Cladonia at the Tree Museum





The Tree Museum is the name given to a 200-acre area of land in the Muskoka region of Ontario, close to Gravenhurst. On this land is an outdoor art gallery of site-specific installations. It’s open to anyone who wants to walk in the woods and have a look at the artwork. It’s a beautiful landscape with a long wide trail through the mixed forest which passes a big beaver dam, large areas of exposed rock and mixed woods and eventually comes to the shore of a lake. There’s a small house by the lake which someone once lived in which is now being used as indoor gallery and office space. I have often walked on this land, spending half days here just enjoying the beauty of the place.



The Muskoka region is part of the Canadian Shield, a huge area which encompasses most of the eastern half of Canada. It’s characterized by the ancient bedrock that has surfaced from its position beneath the more recent rock formations due to the shifting and colliding of continents. The rock here is at least half a billion years old, which is much older than the rest of the crust of eastern North America. There are mixed hardwood and softwood forests interspersed with very many clear lakes. The exposed rock of the Tree Museum is mostly granite, fissured and eroded into the gentle curves and hills of the smooth old skin of the earth.

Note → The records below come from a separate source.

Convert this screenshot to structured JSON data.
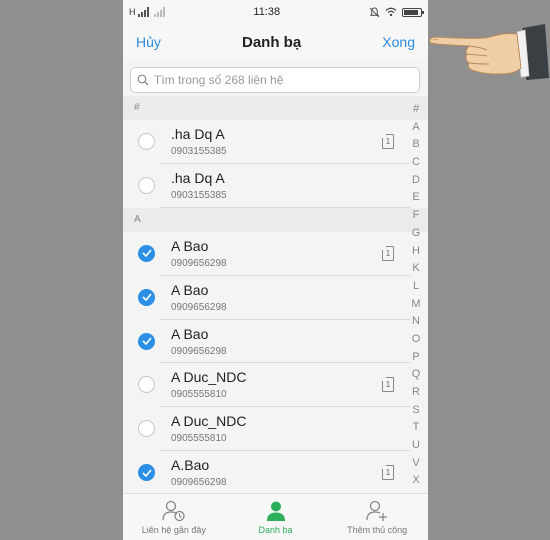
{
  "status": {
    "carrier": "H",
    "time": "11:38"
  },
  "nav": {
    "cancel": "Hủy",
    "title": "Danh bạ",
    "done": "Xong"
  },
  "search": {
    "placeholder": "Tìm trong số 268 liên hệ"
  },
  "sections": [
    {
      "header": "#",
      "contacts": [
        {
          "name": ".ha Dq A",
          "phone": "0903155385",
          "checked": false,
          "sim": true
        },
        {
          "name": ".ha Dq A",
          "phone": "0903155385",
          "checked": false,
          "sim": false
        }
      ]
    },
    {
      "header": "A",
      "contacts": [
        {
          "name": "A Bao",
          "phone": "0909656298",
          "checked": true,
          "sim": true
        },
        {
          "name": "A Bao",
          "phone": "0909656298",
          "checked": true,
          "sim": false
        },
        {
          "name": "A Bao",
          "phone": "0909656298",
          "checked": true,
          "sim": false
        },
        {
          "name": "A Duc_NDC",
          "phone": "0905555810",
          "checked": false,
          "sim": true
        },
        {
          "name": "A Duc_NDC",
          "phone": "0905555810",
          "checked": false,
          "sim": false
        },
        {
          "name": "A.Bao",
          "phone": "0909656298",
          "checked": true,
          "sim": true
        }
      ]
    }
  ],
  "sim_label": "1",
  "index_letters": [
    "#",
    "A",
    "B",
    "C",
    "D",
    "E",
    "F",
    "G",
    "H",
    "K",
    "L",
    "M",
    "N",
    "O",
    "P",
    "Q",
    "R",
    "S",
    "T",
    "U",
    "V",
    "X"
  ],
  "tabs": [
    {
      "label": "Liên hệ gần đây",
      "icon": "recent-contacts-icon",
      "active": false
    },
    {
      "label": "Danh bạ",
      "icon": "contacts-icon",
      "active": true
    },
    {
      "label": "Thêm thủ công",
      "icon": "add-contact-icon",
      "active": false
    }
  ],
  "colors": {
    "accent": "#2a8adf",
    "check": "#2b8fe6",
    "active_tab": "#2dae5a"
  }
}
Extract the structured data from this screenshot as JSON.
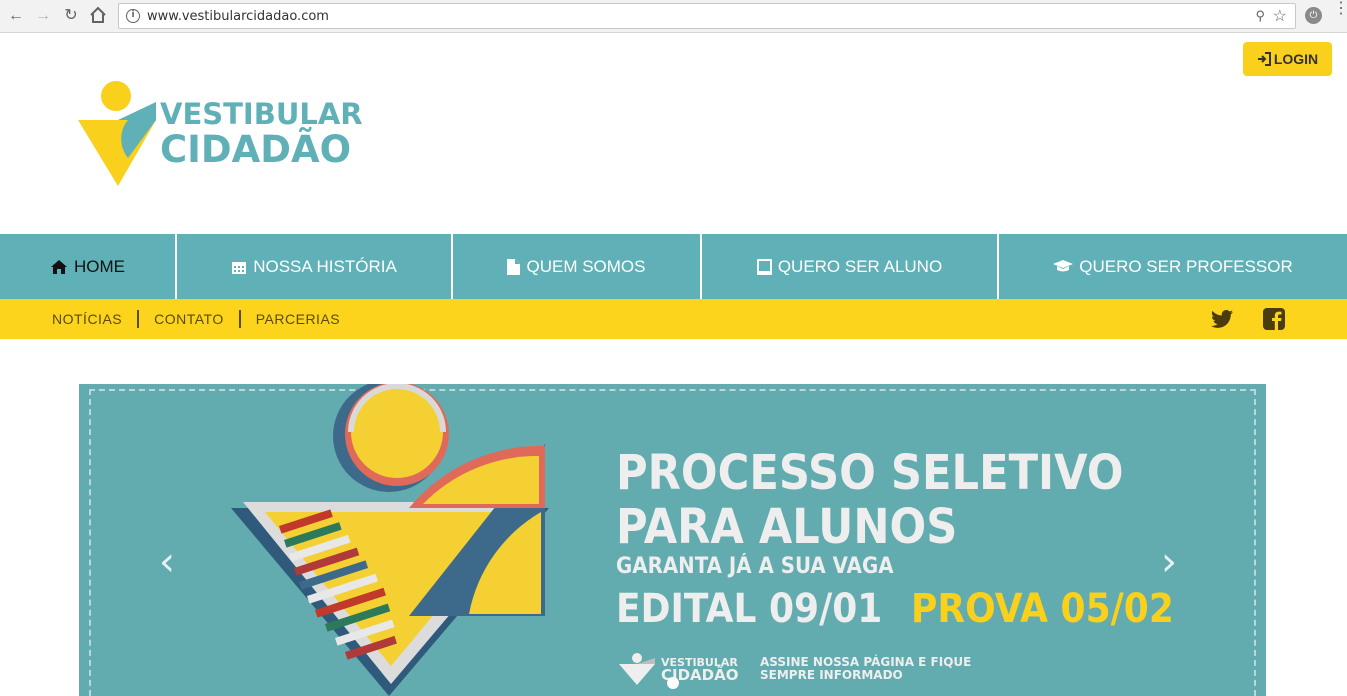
{
  "browser": {
    "url": "www.vestibularcidadao.com",
    "icons": [
      "back-icon",
      "forward-icon",
      "reload-icon",
      "home-icon",
      "info-icon",
      "key-icon",
      "star-icon",
      "power-icon",
      "menu-icon"
    ]
  },
  "header": {
    "login_label": "LOGIN",
    "logo_line1": "VESTIBULAR",
    "logo_line2": "CIDADÃO"
  },
  "mainnav": {
    "items": [
      {
        "label": "HOME",
        "icon": "home-icon"
      },
      {
        "label": "NOSSA HISTÓRIA",
        "icon": "calendar-icon"
      },
      {
        "label": "QUEM SOMOS",
        "icon": "document-icon"
      },
      {
        "label": "QUERO SER ALUNO",
        "icon": "book-icon"
      },
      {
        "label": "QUERO SER PROFESSOR",
        "icon": "graduation-cap-icon"
      }
    ]
  },
  "subnav": {
    "links": [
      "NOTÍCIAS",
      "CONTATO",
      "PARCERIAS"
    ],
    "social": [
      "twitter-icon",
      "facebook-icon"
    ]
  },
  "slider": {
    "heading_line1": "PROCESSO SELETIVO",
    "heading_line2": "PARA ALUNOS",
    "subheading": "GARANTA JÁ A SUA VAGA",
    "edital": "EDITAL 09/01",
    "prova": "PROVA 05/02",
    "mini_brand_line1": "VESTIBULAR",
    "mini_brand_line2": "CIDADÃO",
    "assine": "ASSINE NOSSA PÁGINA E FIQUE SEMPRE INFORMADO"
  },
  "colors": {
    "teal": "#5fb0b7",
    "yellow": "#fcd41b",
    "slider_bg": "#62abaf"
  }
}
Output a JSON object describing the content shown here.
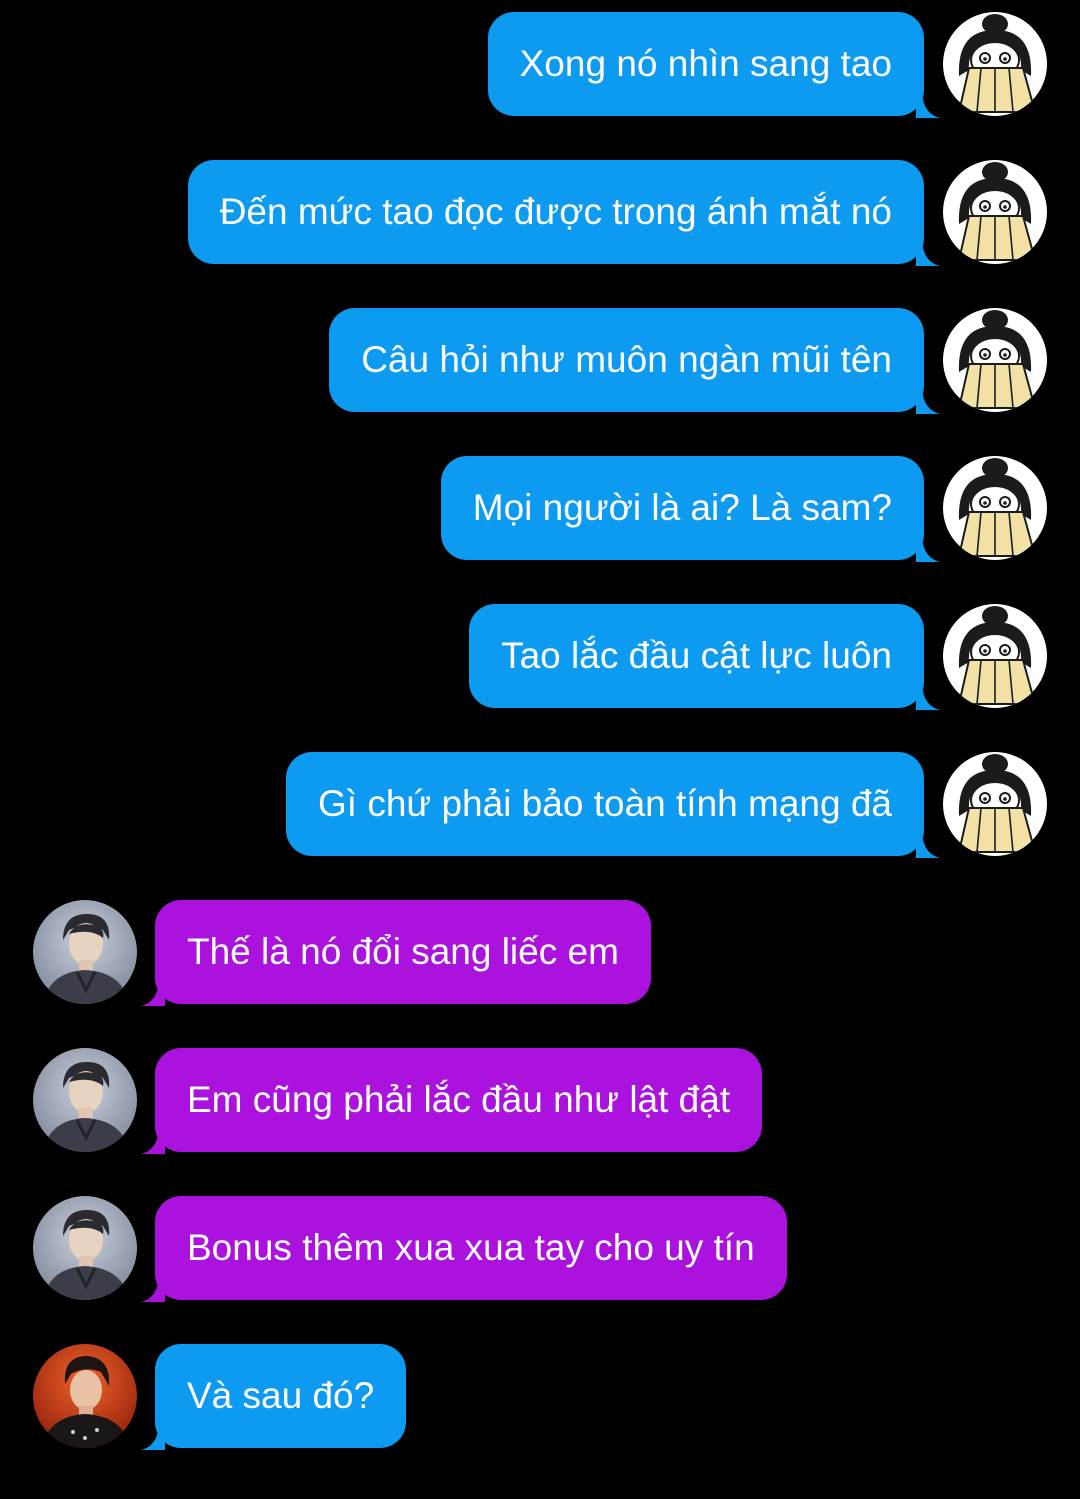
{
  "colors": {
    "background": "#000000",
    "outgoing_bubble": "#0c9bf0",
    "incoming_bubble": "#ac12dd",
    "text": "#ffffff"
  },
  "messages": [
    {
      "text": "Xong nó nhìn sang tao",
      "side": "right",
      "bubble_color": "blue",
      "avatar": "anime-fan-avatar"
    },
    {
      "text": "Đến mức tao đọc được trong ánh mắt nó",
      "side": "right",
      "bubble_color": "blue",
      "avatar": "anime-fan-avatar"
    },
    {
      "text": "Câu hỏi như muôn ngàn mũi tên",
      "side": "right",
      "bubble_color": "blue",
      "avatar": "anime-fan-avatar"
    },
    {
      "text": "Mọi người là ai? Là sam?",
      "side": "right",
      "bubble_color": "blue",
      "avatar": "anime-fan-avatar"
    },
    {
      "text": "Tao lắc đầu cật lực luôn",
      "side": "right",
      "bubble_color": "blue",
      "avatar": "anime-fan-avatar"
    },
    {
      "text": "Gì chứ phải bảo toàn tính mạng đã",
      "side": "right",
      "bubble_color": "blue",
      "avatar": "anime-fan-avatar"
    },
    {
      "text": "Thế là nó đổi sang liếc em",
      "side": "left",
      "bubble_color": "purple",
      "avatar": "man-portrait-avatar"
    },
    {
      "text": "Em cũng phải lắc đầu như lật đật",
      "side": "left",
      "bubble_color": "purple",
      "avatar": "man-portrait-avatar"
    },
    {
      "text": "Bonus thêm xua xua tay cho uy tín",
      "side": "left",
      "bubble_color": "purple",
      "avatar": "man-portrait-avatar"
    },
    {
      "text": "Và sau đó?",
      "side": "left",
      "bubble_color": "blue",
      "avatar": "man-red-portrait-avatar"
    }
  ]
}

Mosses and lichens have proliferated in the depressions of rock where a bit of soil has built up. Other lichen species are growing directly on the rock itself, or on the trunks and branches of trees. There are so many different species of Cladonia here - more than I've ever seen in one area - so I decided to photograph them as I discover them and show them here. This is ongoing work - each time I return I find species that I hadn't previously noticed.
Zooming in on a rock shows a whole community of different Cladonia species.